Perché adottare una tartaruga marina?

Le tartarughe marine non hanno vita facile: inquinamento, rifiuti, plastiche, traffico nautico e catture accidentali durante le attività di pesca minacciano costantemente questi longevi e affascinanti abitanti del mare che nuotano nel Mediterraneo alla ricerca di spiagge adatte alla nidificazione. Per questo Tartalove, attraverso l’adozione simbolica degli esemplari curati nei centri gestiti da Legambiente, sostiene i costi delle cure e le prestazioni dei veterinari, le spese vive dei centri, l’acquisto dei macchinari necessari e la formazione dei volontari che sorvegliano i nidi sulle spiagge. L’adozione di una tartaruga marina è un modo per augurare alla persona amata un futuro radioso come quello che desideriamo per le tartarughe che tornano in mare aperto.

Il contributo minimo richiesto per l’adozione simbolica è di 20 euro, per ricevere subito tramite e-mail un certificato di adozione personalizzato, una foto con la storia della tartaruga adottata e una lettera del Presidente di Legambiente Stefano Ciafani. Si tratta di una donazione una tantum, senza richiesta di rinnovo della donazione.

Chi sono Romeo e Giulietta, le tartarughe marine

La storia di Romeo e Giulietta – per fortuna – ha un epilogo ben diverso dalla tragedia shakesperiana! Le due tartarughe marine sono state catturate accidentalmente durante una battuta di pesca a strascico nel nord del Gargano, lo scorso novembre. Insieme nel mare e nella rete che le ha catturate, insieme nelle vasche del Centro di recupero di Manfredonia dove sono state curate, insieme di nuovo nelle acque antistanti il Parco Nazionale del Gargano quando sono state rimesse in libertà, poco prima di Natale.

Giulietta, esemplare femmina di circa 25 anni, aveva una ferita sulla zampa posteriore destra e lo stomaco intasato, come il suo compagno Romeo (un maschio leggermente più giovane), da numerosi frammenti di shopper di plastica. Durante le tre settimane di ricovero entrambe le tartarughe hanno potuto espellere i rifiuti ingeriti e tornare in completa salute, tanto da poter ritornare felicemente in mare.

Giulietta e Romeo hanno avuto fortuna. I pescatori che le avevano accidentalmente catturate le hanno consegnate al Centro di recupero delle tartarughe marine di Manfredonia, dove gli esperti e i volontari di Legambiente hanno potuto visitarle, curarle adeguatamente e riaccompagnarle in mare. 
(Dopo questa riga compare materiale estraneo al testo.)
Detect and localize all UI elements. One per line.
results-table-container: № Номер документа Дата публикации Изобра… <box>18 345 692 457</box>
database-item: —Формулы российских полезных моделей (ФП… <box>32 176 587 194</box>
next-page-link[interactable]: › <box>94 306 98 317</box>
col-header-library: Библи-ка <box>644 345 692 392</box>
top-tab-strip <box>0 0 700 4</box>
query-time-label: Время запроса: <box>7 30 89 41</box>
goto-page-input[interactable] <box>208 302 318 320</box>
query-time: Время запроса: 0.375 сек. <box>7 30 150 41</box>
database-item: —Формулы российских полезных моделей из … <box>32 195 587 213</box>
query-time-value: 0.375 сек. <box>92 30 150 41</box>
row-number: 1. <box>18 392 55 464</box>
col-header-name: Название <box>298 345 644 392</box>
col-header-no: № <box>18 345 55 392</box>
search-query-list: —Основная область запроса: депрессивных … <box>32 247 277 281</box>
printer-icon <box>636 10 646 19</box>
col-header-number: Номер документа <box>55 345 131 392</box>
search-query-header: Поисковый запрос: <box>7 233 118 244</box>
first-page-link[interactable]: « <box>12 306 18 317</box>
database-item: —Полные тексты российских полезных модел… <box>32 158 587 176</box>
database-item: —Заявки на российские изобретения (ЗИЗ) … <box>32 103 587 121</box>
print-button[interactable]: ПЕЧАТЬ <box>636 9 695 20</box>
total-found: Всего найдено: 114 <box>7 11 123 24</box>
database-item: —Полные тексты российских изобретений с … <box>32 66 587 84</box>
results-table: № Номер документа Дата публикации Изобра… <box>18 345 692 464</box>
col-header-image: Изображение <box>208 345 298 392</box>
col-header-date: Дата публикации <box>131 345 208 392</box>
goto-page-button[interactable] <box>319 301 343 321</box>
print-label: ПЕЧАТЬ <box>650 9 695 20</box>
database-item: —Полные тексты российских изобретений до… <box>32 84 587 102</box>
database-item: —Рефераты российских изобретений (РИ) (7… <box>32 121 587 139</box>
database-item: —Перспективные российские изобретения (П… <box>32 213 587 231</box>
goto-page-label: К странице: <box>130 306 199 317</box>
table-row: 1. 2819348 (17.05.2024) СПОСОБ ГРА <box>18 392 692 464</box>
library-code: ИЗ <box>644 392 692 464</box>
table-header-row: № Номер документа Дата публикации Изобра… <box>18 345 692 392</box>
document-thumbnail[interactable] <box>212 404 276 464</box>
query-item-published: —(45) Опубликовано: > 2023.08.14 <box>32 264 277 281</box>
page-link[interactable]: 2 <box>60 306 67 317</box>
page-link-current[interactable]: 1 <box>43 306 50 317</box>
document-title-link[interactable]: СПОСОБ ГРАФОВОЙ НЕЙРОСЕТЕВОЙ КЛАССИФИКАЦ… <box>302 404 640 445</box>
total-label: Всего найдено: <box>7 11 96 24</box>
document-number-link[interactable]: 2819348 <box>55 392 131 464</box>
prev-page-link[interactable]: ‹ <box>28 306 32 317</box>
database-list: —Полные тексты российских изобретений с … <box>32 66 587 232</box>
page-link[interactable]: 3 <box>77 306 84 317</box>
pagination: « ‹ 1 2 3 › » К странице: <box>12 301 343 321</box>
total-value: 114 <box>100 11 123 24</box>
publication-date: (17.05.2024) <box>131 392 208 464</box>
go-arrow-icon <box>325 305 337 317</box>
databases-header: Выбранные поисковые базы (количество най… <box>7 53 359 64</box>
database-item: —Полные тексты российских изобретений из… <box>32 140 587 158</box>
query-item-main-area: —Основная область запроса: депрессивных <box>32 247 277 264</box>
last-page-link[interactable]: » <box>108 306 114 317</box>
Sul sito di TartaLove non ci sono soltanto Romeo e Giulietta: c’è Futura, una delle tartarughine della specie Caretta caretta nate a fine agosto 2018 nel litorale a sud di Gallipoli, regalo perfetto – per San Valentino e non solo – magari per una coppia di amici in attesa di un figlio. O Nonno Libero, un grosso esemplare di Caretta caretta avvistato l’estate scorsa da alcuni velisti a circa quattro miglia dalla costa di Manfredonia: nuotava a fatica e non riusciva ad immergersi.

Insomma, chi scegliete di adottare? Noi per questo San Valentino abbiamo scelto proprio Romeo e Giulietta…ma la nostra famiglia si allargherà molto presto con nuove adozioni marine!